I also got to talk to a lot of people who were very good at talking around a point. I’m sorry, I can’t talk about that, but these people over here can help you. Actually, the person you want is over there, let me walk you over. Oh, here’s the only information we can offer you. Try talking to the people who just sent you over here. And in the end, I still know nothing more about Xeljanz trials for AS.

Not everything I have to say about the exhibitions is snarky. I made some really awesome connections with staff and patient representatives from all over the country at the Arthritis Foundation. I had a really insightful conversation with a woman from California about letting yourself off the hook sometimes, but also picking yourself back up again. Hopefully these connections continue.

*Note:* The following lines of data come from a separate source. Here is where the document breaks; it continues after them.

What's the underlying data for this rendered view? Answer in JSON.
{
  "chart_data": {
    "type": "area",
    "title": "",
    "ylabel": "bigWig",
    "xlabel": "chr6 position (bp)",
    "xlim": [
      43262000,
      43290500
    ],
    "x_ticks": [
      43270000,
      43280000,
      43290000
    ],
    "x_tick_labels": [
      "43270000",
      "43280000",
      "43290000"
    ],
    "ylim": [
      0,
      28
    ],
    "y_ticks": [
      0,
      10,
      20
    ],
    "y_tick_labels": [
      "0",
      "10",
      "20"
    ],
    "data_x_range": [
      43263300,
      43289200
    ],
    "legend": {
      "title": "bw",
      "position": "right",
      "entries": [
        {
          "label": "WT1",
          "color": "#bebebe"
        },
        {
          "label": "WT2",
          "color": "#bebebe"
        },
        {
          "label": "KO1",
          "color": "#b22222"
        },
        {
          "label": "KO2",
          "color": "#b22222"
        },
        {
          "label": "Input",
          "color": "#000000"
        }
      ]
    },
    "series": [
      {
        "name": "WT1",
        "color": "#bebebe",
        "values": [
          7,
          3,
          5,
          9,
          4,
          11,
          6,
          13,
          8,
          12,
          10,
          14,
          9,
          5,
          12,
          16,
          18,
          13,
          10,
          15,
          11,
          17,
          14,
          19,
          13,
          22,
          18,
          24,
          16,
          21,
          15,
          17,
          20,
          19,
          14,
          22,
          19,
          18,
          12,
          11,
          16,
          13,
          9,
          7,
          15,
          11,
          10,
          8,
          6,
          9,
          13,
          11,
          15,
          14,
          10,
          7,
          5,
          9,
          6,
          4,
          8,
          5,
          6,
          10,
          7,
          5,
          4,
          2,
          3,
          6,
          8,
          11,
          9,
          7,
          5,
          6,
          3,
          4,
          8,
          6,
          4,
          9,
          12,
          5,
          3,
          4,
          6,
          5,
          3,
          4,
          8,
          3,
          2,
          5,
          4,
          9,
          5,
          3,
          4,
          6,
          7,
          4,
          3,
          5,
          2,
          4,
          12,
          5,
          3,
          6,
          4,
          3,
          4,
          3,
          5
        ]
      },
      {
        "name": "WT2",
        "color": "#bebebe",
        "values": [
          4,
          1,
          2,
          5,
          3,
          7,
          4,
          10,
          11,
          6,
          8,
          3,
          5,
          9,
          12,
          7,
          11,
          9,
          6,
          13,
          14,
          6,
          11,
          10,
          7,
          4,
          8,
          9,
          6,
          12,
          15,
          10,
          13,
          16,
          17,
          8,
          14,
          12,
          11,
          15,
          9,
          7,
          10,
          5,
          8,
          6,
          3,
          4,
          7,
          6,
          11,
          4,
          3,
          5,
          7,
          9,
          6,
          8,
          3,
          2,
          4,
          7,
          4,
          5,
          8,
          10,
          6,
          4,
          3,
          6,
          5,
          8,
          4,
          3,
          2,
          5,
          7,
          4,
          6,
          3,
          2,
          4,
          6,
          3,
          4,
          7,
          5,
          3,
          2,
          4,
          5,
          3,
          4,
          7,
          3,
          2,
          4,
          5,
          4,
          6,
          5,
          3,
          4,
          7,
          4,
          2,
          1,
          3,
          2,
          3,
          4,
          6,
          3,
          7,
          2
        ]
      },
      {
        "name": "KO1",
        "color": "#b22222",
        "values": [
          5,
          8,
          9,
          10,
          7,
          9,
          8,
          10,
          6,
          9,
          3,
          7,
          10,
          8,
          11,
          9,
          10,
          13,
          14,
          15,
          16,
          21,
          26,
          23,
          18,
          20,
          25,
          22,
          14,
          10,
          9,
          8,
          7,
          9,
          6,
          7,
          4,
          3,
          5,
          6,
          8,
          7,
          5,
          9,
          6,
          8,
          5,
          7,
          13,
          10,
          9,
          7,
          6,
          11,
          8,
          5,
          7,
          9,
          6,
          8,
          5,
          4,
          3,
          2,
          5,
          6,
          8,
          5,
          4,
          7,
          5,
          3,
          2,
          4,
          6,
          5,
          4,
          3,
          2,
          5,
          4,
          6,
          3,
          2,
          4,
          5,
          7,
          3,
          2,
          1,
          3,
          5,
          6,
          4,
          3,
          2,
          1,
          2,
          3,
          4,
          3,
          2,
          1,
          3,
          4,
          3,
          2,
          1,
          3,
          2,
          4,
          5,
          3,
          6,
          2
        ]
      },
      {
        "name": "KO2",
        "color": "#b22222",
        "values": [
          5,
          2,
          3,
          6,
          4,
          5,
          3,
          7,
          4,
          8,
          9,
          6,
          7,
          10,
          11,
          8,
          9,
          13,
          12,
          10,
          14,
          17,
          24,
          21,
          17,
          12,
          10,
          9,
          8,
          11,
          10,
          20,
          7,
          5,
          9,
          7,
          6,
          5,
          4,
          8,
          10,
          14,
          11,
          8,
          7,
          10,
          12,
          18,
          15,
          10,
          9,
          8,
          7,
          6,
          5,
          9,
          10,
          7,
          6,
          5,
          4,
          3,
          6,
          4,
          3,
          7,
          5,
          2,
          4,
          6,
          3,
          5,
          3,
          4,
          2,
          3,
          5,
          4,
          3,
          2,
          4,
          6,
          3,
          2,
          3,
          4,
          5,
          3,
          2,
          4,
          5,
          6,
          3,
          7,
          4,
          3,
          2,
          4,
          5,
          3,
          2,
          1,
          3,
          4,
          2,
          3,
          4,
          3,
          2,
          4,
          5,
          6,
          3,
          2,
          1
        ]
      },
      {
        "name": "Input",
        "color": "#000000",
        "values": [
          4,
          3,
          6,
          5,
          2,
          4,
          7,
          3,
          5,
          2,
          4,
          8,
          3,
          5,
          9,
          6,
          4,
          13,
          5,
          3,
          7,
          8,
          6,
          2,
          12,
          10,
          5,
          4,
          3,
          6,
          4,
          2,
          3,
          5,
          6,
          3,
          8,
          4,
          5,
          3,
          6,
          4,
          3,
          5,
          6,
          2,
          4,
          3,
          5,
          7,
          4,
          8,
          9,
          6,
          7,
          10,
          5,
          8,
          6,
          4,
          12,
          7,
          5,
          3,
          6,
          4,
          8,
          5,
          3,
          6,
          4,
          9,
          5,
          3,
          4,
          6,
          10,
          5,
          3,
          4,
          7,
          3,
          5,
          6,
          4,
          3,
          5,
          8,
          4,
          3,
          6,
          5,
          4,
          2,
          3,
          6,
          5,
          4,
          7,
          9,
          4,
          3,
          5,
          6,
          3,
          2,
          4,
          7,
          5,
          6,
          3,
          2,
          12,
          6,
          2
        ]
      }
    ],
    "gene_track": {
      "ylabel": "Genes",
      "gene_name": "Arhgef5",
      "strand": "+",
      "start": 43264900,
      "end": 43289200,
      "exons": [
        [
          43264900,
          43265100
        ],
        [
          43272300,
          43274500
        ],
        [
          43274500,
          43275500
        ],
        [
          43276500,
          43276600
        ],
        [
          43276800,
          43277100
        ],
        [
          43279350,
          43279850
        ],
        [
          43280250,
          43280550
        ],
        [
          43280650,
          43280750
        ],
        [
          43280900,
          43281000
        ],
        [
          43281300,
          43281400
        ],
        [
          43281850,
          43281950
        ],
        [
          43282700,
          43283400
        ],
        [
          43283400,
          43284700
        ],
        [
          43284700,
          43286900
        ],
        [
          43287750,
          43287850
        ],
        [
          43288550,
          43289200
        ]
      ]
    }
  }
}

I also learned about an awesome new forum from the Arthritis Foundation called Live Yes! It’s a great, growing community of people with all kinds of arthritis.

Most important takeaway: I know where all my (insurance company’s) money is going when I pay $5000 a month for medication.

After

I spent every minute I could at the conference over the last few days, and I don’t regret it a bit. I only wish I had known about it in advance, because I missed a lot of cool sessions because of work. I hope to be able to go again next year and take full advantage of as many sessions as possible, although since I won’t be a student, I’m not sure how affordable it will be.

It was really awesome that the ACR has started paying more attention to patients. For the first time, they accepted patient posters, which is an exciting step.

ACR18 really reignited my passion for patient advocacy in research. There are so many important aspects of diseases, especially spondyloarthritis, that need to be looked into. In fact, next semester I plan to start some research of my own into an area that I’ve noticed needs some change.

A medical conference isn’t for everybody, but it was really exciting for me!